Currently, many transdisciplinary researchers using qualitative methods face a quandary: Standard research ethics practices dictate that all human subjects’ data should be strictly confidential. Yet increasing demand from journals and even in cases from the project participants themselves, suggests that in many cases, the sharing of qualitative data could be valuable. To move forward the access to and the equitable sharing of qualitative research data within Td research, this proposal explores how this data can be shared in machine-readable formats. First, we will prototype ORD tools: we will either store or convert transcripts of semi-structured interviews in markdown file format with the aim to test and implement protocols to make qualitative data open and accessible. From there, we will extract text and transform it into a table format. The data will be shared using an established R data package workflow. Second, we will specify ORD standards by creating a set of guidelines for FAIR qualitative data in Td, based on our prototype and an analysis of practices and training needs of the Td community. Finally, we will engage our extensive network in building a community of practice around FAIR qualitative data in Td research, via networking and education events such as workshops and a webinar; creating and uploading guidelines on Td websites; and publishing an open-access journal article outlining guidelines and motivations for FAIR qualitative data in Td research.

Section 1.2: USYS TdLab

The Transdisciplinarity Lab (TdLab) at the Department of Environmental Systems Science (D-USYS, ETH) is a place where students, teachers, researchers, and other societal actors collaboratively define and tackle the complexities of sustainable development to respect environmental limits and uphold social justice for present and future generations. The lab conceptualizes and tests educational and research approaches to address real-world problems in the context of sustainable development through collaborative and reflective teaching and research. We give students freedom and responsibility to explore and experience interactive ways of doing methodologically sound research that involves active connection with stakeholders.

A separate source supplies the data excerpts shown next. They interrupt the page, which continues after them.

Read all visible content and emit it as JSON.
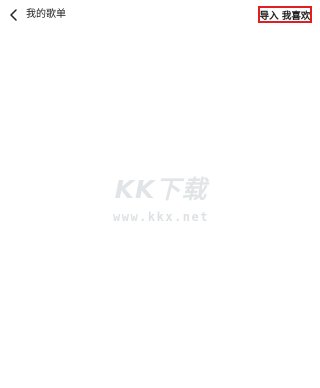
{
  "header": {
    "back_icon": "chevron-left-icon",
    "title": "我的歌单",
    "import_label": "导入 我喜欢",
    "import_border_color": "#e02020"
  },
  "watermark": {
    "logo_text": "KK下载",
    "url_text": "www.kkx.net"
  }
}
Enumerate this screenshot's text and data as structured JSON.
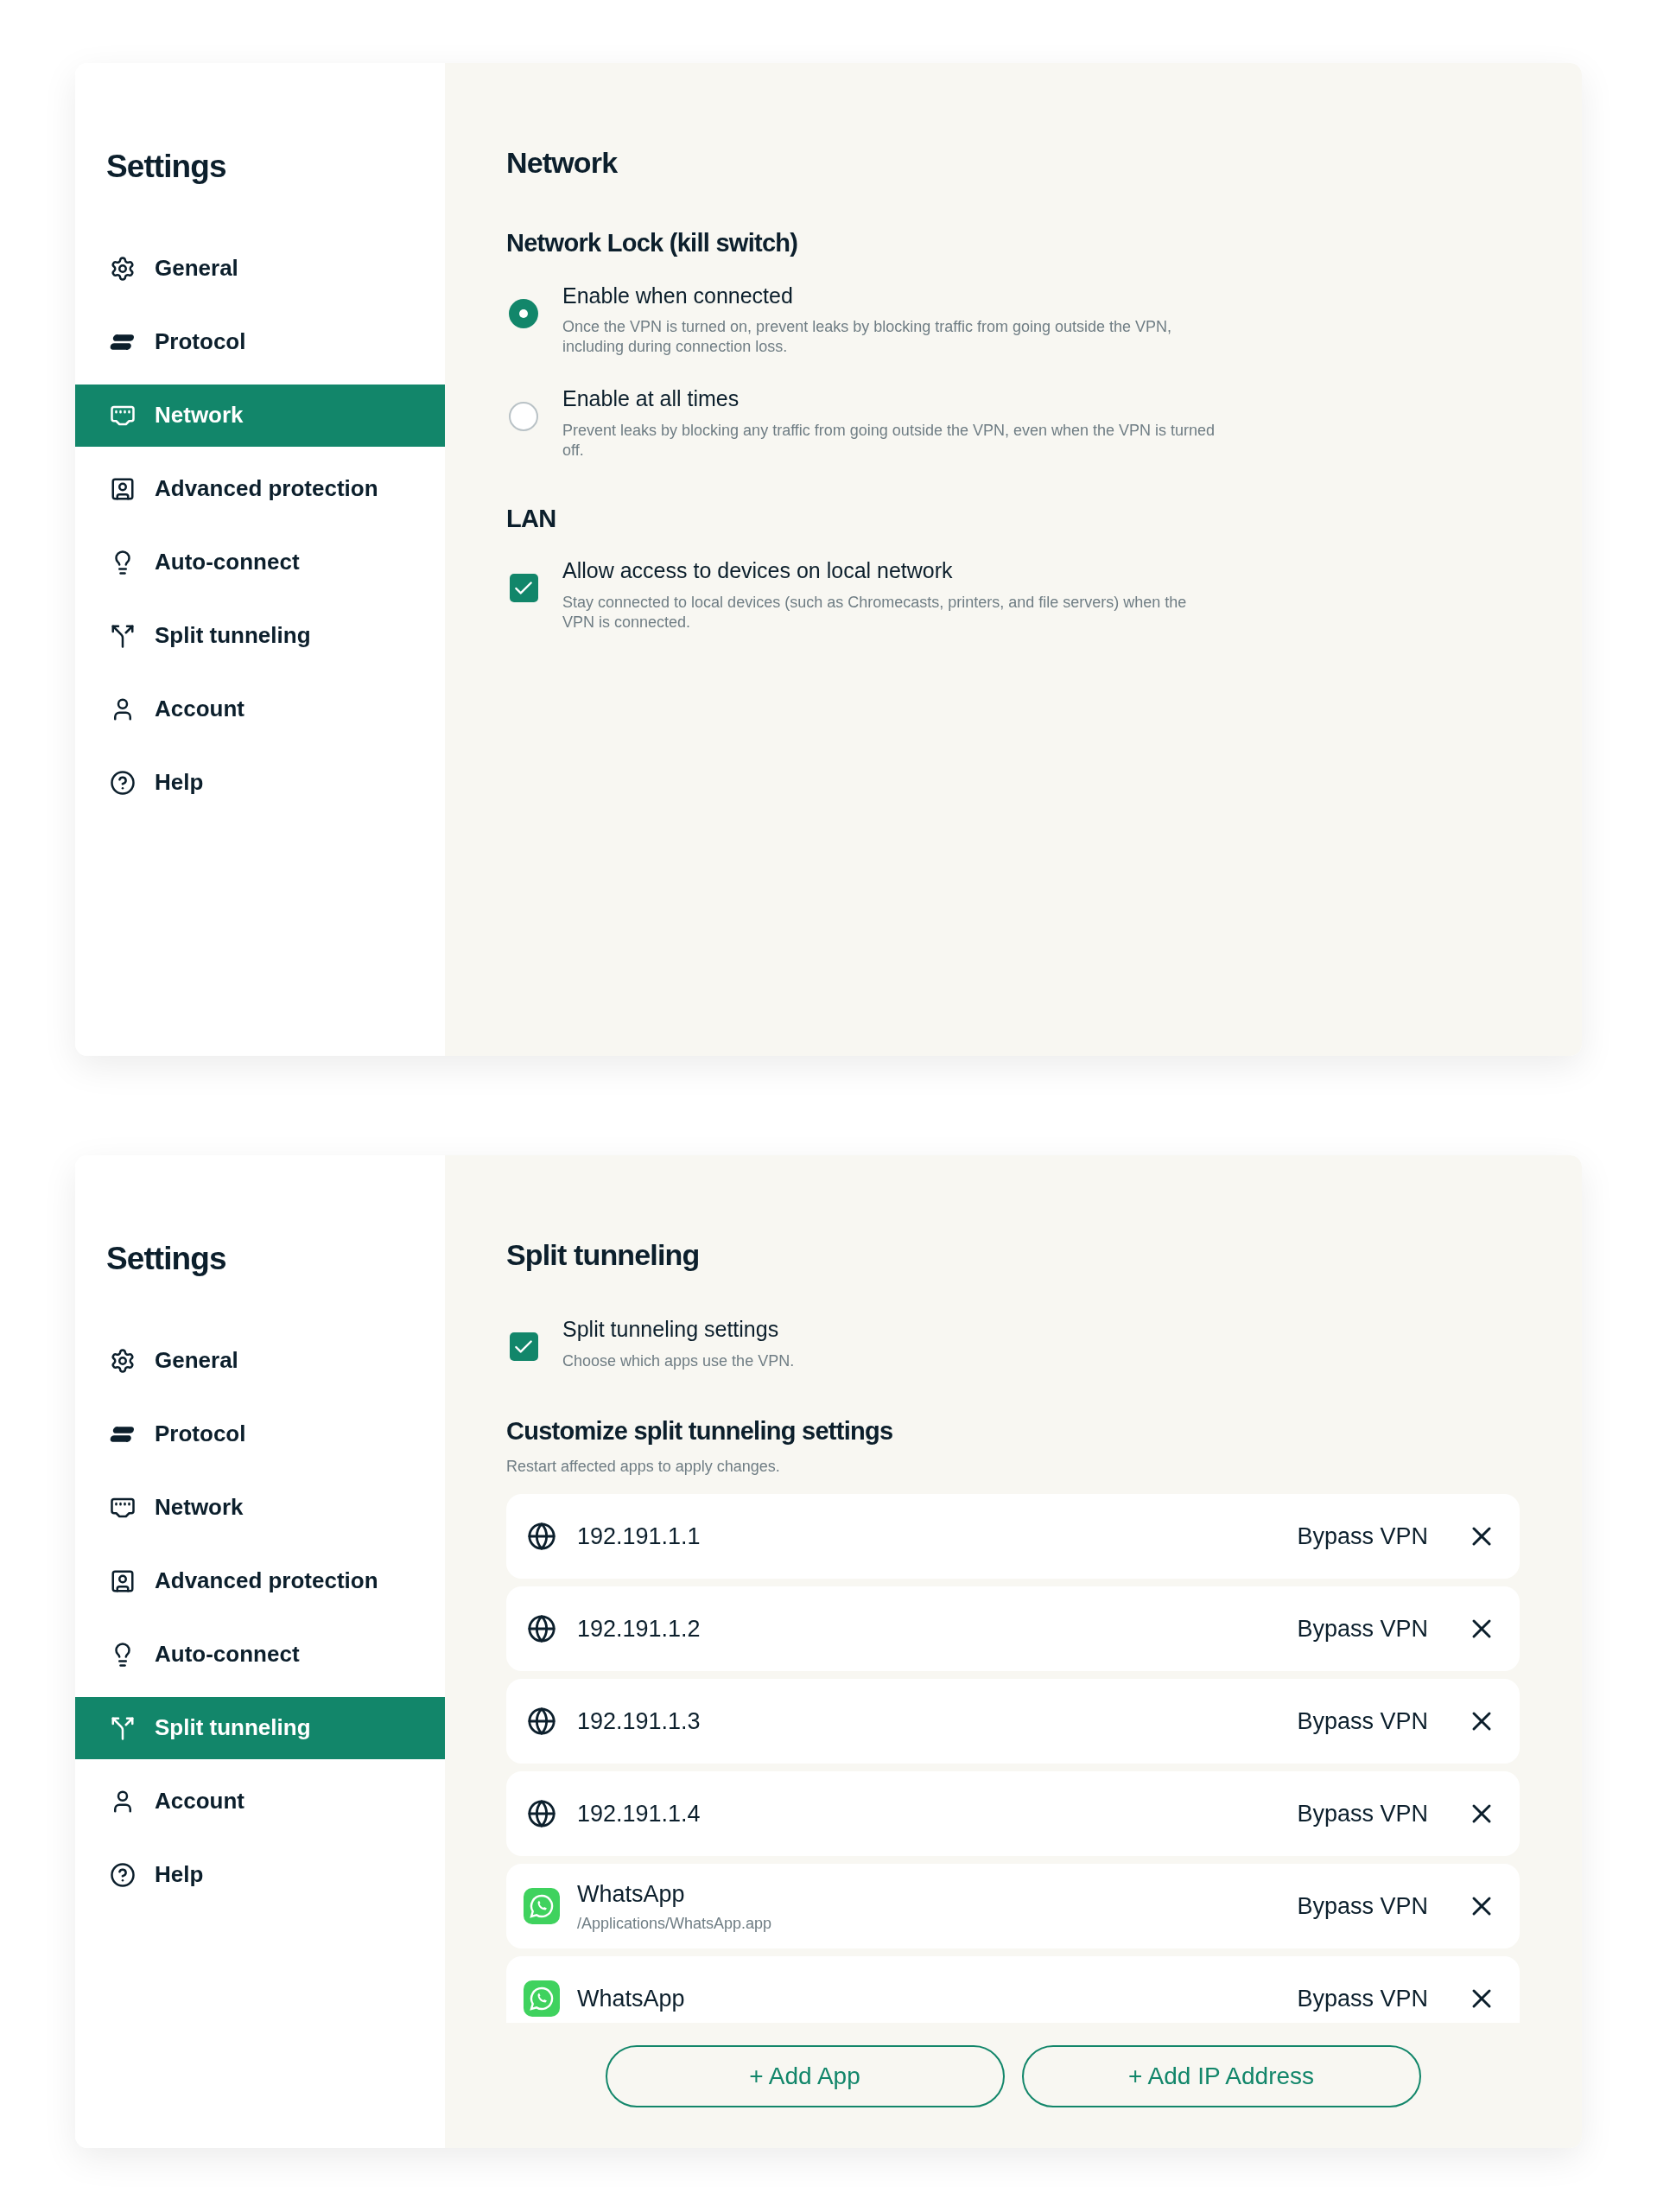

TdLab is well connected to national and international networks, including the Global Alliance for Inter- and Transdisciplinarity, Swiss Academic Society for Environmental Research and Ecology, the Network for Transdisciplinary Research, the tdAcademy and the newly formed Society for Transdisciplinary and Participatory Research. In addition, the members of TdLab, including senior staff, postdocs, research assistants and PhD students, each bring their own networks ranging across topics from living labs, regional development, sustainability, international cooperation, energy transitions, biodiversity, climate adaptation, circular economies, food systems and more. All members of TdLab have experience in qualitative or Td research–we will draw on this wealth of knowledge, experience and networks to support and advance our project.

The project co-applicants, Mollie Chapman and Bianca Vienni-Baptista are well-established researchers in their respective fields (conservation social science and cultural studies of science and technology, respectively). They each bring extensive experience in qualitative methods and transdisciplinary research, having led and implemented projects around the world (Argentina, Uruguay, Colombia, Costa Rica, Japan USA, Canada, Germany, Switzerland). Each is experienced in project management, interdisciplinary collaboration and supervision of early career researchers and staff. Christian Pohl is co-director of TdLab and brings decades of experience in workshop facilitation and Td research, as well as qualitative methods. We plan to hire a postdoctoral researcher to be housed at TdLab to contribute to the development of the tasks detailed in this proposal. Potential candidates from our extensive networks have already been contacted, whose experiences span from qualitative methods and Td research and are well connected to both communities.

Section 1.3: Data stewardship support

At ETH Zurich, we have identified the Data Stewardship Network as a helpful resource to support us in developing strategies for sharing of qualitative research data. We have engaged with data steward, Lars Schöbitz, who will support the technical elements of sharing qualitative research data, following commonly used FAIR principles for data sharing. The data steward is employed within the Global Health Engineering group at ETH Zurich, which has previously worked on a first prototype of sharing qualitative research data (Schöbitz et al., 2023).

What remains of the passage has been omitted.